Except non-JavaScript (or limited JS) browsers see nothing at all. Graceful degradation in this situation isn't all that difficult, they just chose not to do it.

svv · on March 7, 2011

Fragment identifiers are currently the only part of a URI that can be changed without causing a browser to refresh the page

This is actually the primary reason for most of the hash and hash-bang uris in today's javascript-heavy sites. Once all the popular browsers allow changing URI without reloading the page, the whole issue will become irrelevant.

I am actually a big fan of HTTP and REST (the real one, with HATEOAS), but browsers have a long history of making it hard to write RESTful web sites. HTTP methods had long been restricted to GET/POST; code-on-demand support before XHR had been very rudimentary (javascript was almost useless, and I don't even want to mention java applets); browser addressing conventions led to horrible (from the REST point of view) practices like redirect-after-POST etc.

rwmj · on March 7, 2011

Good article.

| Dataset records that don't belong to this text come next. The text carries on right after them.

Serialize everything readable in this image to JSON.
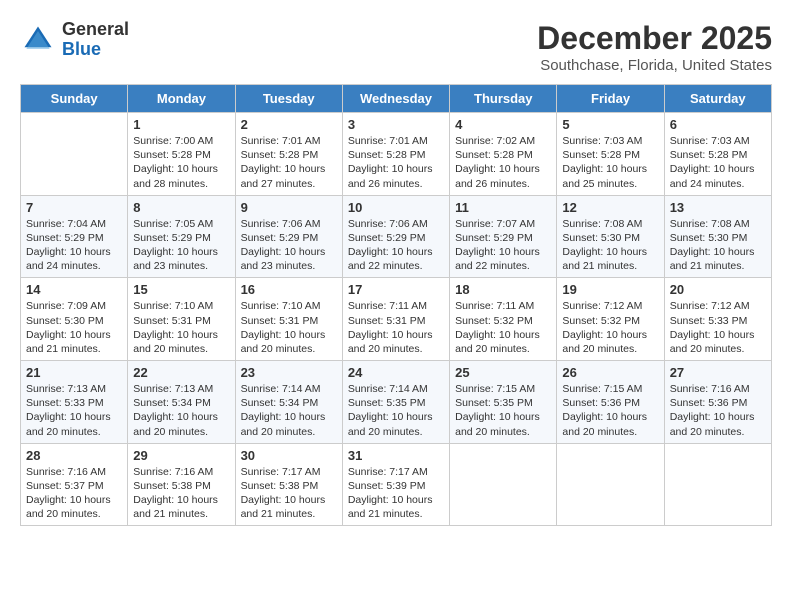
{
  "header": {
    "logo_general": "General",
    "logo_blue": "Blue",
    "title": "December 2025",
    "location": "Southchase, Florida, United States"
  },
  "days_of_week": [
    "Sunday",
    "Monday",
    "Tuesday",
    "Wednesday",
    "Thursday",
    "Friday",
    "Saturday"
  ],
  "weeks": [
    [
      {
        "date": "",
        "info": ""
      },
      {
        "date": "1",
        "sunrise": "Sunrise: 7:00 AM",
        "sunset": "Sunset: 5:28 PM",
        "daylight": "Daylight: 10 hours and 28 minutes."
      },
      {
        "date": "2",
        "sunrise": "Sunrise: 7:01 AM",
        "sunset": "Sunset: 5:28 PM",
        "daylight": "Daylight: 10 hours and 27 minutes."
      },
      {
        "date": "3",
        "sunrise": "Sunrise: 7:01 AM",
        "sunset": "Sunset: 5:28 PM",
        "daylight": "Daylight: 10 hours and 26 minutes."
      },
      {
        "date": "4",
        "sunrise": "Sunrise: 7:02 AM",
        "sunset": "Sunset: 5:28 PM",
        "daylight": "Daylight: 10 hours and 26 minutes."
      },
      {
        "date": "5",
        "sunrise": "Sunrise: 7:03 AM",
        "sunset": "Sunset: 5:28 PM",
        "daylight": "Daylight: 10 hours and 25 minutes."
      },
      {
        "date": "6",
        "sunrise": "Sunrise: 7:03 AM",
        "sunset": "Sunset: 5:28 PM",
        "daylight": "Daylight: 10 hours and 24 minutes."
      }
    ],
    [
      {
        "date": "7",
        "sunrise": "Sunrise: 7:04 AM",
        "sunset": "Sunset: 5:29 PM",
        "daylight": "Daylight: 10 hours and 24 minutes."
      },
      {
        "date": "8",
        "sunrise": "Sunrise: 7:05 AM",
        "sunset": "Sunset: 5:29 PM",
        "daylight": "Daylight: 10 hours and 23 minutes."
      },
      {
        "date": "9",
        "sunrise": "Sunrise: 7:06 AM",
        "sunset": "Sunset: 5:29 PM",
        "daylight": "Daylight: 10 hours and 23 minutes."
      },
      {
        "date": "10",
        "sunrise": "Sunrise: 7:06 AM",
        "sunset": "Sunset: 5:29 PM",
        "daylight": "Daylight: 10 hours and 22 minutes."
      },
      {
        "date": "11",
        "sunrise": "Sunrise: 7:07 AM",
        "sunset": "Sunset: 5:29 PM",
        "daylight": "Daylight: 10 hours and 22 minutes."
      },
      {
        "date": "12",
        "sunrise": "Sunrise: 7:08 AM",
        "sunset": "Sunset: 5:30 PM",
        "daylight": "Daylight: 10 hours and 21 minutes."
      },
      {
        "date": "13",
        "sunrise": "Sunrise: 7:08 AM",
        "sunset": "Sunset: 5:30 PM",
        "daylight": "Daylight: 10 hours and 21 minutes."
      }
    ],
    [
      {
        "date": "14",
        "sunrise": "Sunrise: 7:09 AM",
        "sunset": "Sunset: 5:30 PM",
        "daylight": "Daylight: 10 hours and 21 minutes."
      },
      {
        "date": "15",
        "sunrise": "Sunrise: 7:10 AM",
        "sunset": "Sunset: 5:31 PM",
        "daylight": "Daylight: 10 hours and 20 minutes."
      },
      {
        "date": "16",
        "sunrise": "Sunrise: 7:10 AM",
        "sunset": "Sunset: 5:31 PM",
        "daylight": "Daylight: 10 hours and 20 minutes."
      },
      {
        "date": "17",
        "sunrise": "Sunrise: 7:11 AM",
        "sunset": "Sunset: 5:31 PM",
        "daylight": "Daylight: 10 hours and 20 minutes."
      },
      {
        "date": "18",
        "sunrise": "Sunrise: 7:11 AM",
        "sunset": "Sunset: 5:32 PM",
        "daylight": "Daylight: 10 hours and 20 minutes."
      },
      {
        "date": "19",
        "sunrise": "Sunrise: 7:12 AM",
        "sunset": "Sunset: 5:32 PM",
        "daylight": "Daylight: 10 hours and 20 minutes."
      },
      {
        "date": "20",
        "sunrise": "Sunrise: 7:12 AM",
        "sunset": "Sunset: 5:33 PM",
        "daylight": "Daylight: 10 hours and 20 minutes."
      }
    ],
    [
      {
        "date": "21",
        "sunrise": "Sunrise: 7:13 AM",
        "sunset": "Sunset: 5:33 PM",
        "daylight": "Daylight: 10 hours and 20 minutes."
      },
      {
        "date": "22",
        "sunrise": "Sunrise: 7:13 AM",
        "sunset": "Sunset: 5:34 PM",
        "daylight": "Daylight: 10 hours and 20 minutes."
      },
      {
        "date": "23",
        "sunrise": "Sunrise: 7:14 AM",
        "sunset": "Sunset: 5:34 PM",
        "daylight": "Daylight: 10 hours and 20 minutes."
      },
      {
        "date": "24",
        "sunrise": "Sunrise: 7:14 AM",
        "sunset": "Sunset: 5:35 PM",
        "daylight": "Daylight: 10 hours and 20 minutes."
      },
      {
        "date": "25",
        "sunrise": "Sunrise: 7:15 AM",
        "sunset": "Sunset: 5:35 PM",
        "daylight": "Daylight: 10 hours and 20 minutes."
      },
      {
        "date": "26",
        "sunrise": "Sunrise: 7:15 AM",
        "sunset": "Sunset: 5:36 PM",
        "daylight": "Daylight: 10 hours and 20 minutes."
      },
      {
        "date": "27",
        "sunrise": "Sunrise: 7:16 AM",
        "sunset": "Sunset: 5:36 PM",
        "daylight": "Daylight: 10 hours and 20 minutes."
      }
    ],
    [
      {
        "date": "28",
        "sunrise": "Sunrise: 7:16 AM",
        "sunset": "Sunset: 5:37 PM",
        "daylight": "Daylight: 10 hours and 20 minutes."
      },
      {
        "date": "29",
        "sunrise": "Sunrise: 7:16 AM",
        "sunset": "Sunset: 5:38 PM",
        "daylight": "Daylight: 10 hours and 21 minutes."
      },
      {
        "date": "30",
        "sunrise": "Sunrise: 7:17 AM",
        "sunset": "Sunset: 5:38 PM",
        "daylight": "Daylight: 10 hours and 21 minutes."
      },
      {
        "date": "31",
        "sunrise": "Sunrise: 7:17 AM",
        "sunset": "Sunset: 5:39 PM",
        "daylight": "Daylight: 10 hours and 21 minutes."
      },
      {
        "date": "",
        "info": ""
      },
      {
        "date": "",
        "info": ""
      },
      {
        "date": "",
        "info": ""
      }
    ]
  ]
}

Although instead of writing "A browser that doesn’t support Javascript ..." (implying some failure or deficiency in the browser) he might have written "For users who selectively disable Javascript ..."

snorkel · on March 7, 2011

There's also millions of low-end mobile devices that can reach the web but don't support javascript.

simonw · on March 7, 2011

She might have written

Sukotto · on March 7, 2011

A lot of visually impaired people disable javascript too since it usually doesn't play nice with the screen reader.

jonespen · on March 7, 2011

According to this survey (http://webaim.org/projects/screenreadersurvey3/), 98.4% had enabled js.

jdavid · on March 8, 2011

There are a number of data points these days behind the social wall that will never have access to a crawler.

amitraman1 · on March 7, 2011

Keep it simple.

Hopefully they did not use AJAX to serve static content.